One worker said: 'The conditions are atrocious and the attitude of management stinks.
'Workers are becoming ill due to the conditions they are working in.
Safety is being jeopardised for productivity and the wages must be the lowest in the UK.' Construction is being managed by engineering specialist Chicago Bridge & Iron John Brown. The worker added: 'The gas tanks are each the size of the Royal Albert Hall but the air inside is blue.' But a spokesman for the joint venture client, oil firms ExxonMobil and Qatar Petroleum, said the comments were mischief-making.
The spokesman said the claims were an attempt to negotiate a pay deal outside the blue book agreement, which covers engineering construction schemes.

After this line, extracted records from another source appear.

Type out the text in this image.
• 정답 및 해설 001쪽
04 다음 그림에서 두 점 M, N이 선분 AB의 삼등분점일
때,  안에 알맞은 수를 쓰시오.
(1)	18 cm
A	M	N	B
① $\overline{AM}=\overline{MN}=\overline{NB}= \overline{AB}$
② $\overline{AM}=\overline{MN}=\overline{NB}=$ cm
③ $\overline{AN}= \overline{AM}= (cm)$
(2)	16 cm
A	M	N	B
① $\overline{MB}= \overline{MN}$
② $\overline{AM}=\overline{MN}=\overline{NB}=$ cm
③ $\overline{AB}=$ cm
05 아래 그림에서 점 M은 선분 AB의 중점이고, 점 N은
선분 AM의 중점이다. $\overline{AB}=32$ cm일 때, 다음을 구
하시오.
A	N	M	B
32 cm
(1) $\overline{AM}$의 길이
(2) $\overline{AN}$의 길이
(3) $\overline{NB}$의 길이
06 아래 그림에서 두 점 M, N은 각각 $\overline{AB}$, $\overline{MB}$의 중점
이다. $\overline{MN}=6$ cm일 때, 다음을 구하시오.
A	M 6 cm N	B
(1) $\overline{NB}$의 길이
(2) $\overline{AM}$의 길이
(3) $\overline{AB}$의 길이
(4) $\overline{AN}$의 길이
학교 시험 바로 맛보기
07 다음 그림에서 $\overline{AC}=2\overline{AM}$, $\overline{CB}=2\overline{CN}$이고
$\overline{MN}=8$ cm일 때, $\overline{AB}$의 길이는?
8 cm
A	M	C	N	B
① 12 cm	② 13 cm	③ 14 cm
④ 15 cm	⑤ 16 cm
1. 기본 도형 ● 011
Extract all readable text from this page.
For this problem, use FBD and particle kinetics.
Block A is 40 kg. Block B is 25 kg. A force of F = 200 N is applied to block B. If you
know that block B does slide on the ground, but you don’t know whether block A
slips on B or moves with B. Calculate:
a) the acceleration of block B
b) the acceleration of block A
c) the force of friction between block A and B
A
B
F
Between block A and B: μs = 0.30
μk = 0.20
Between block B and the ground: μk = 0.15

He added: 'All the stuff about safety really isn't an issue. This is about them wanting out of the Naeci pay agreement.
'Nearly everyone to a man voted against it here, as the abundance of work makes them think they could get a better deal outside it.
'Now I think they are trying to use safety as a way of breaking that agreement.
'There is absolutely nothing wrong with the air. We had an air quality firm in and it found that there was no problem. It has always been within the limits. If people are still worried there's additional personal protection equipment available.' When finished, the South Hook plant will be the largest liquefied natural gas import plant in the world and will supply 20 per cent of the UK's total gas requirement.
It is being built to supplement the depleting natural gas supplies in the North Sea.
Work started in Decembe r 2004 and should be completed in October 2007.
The GMB union was unavailable for comment.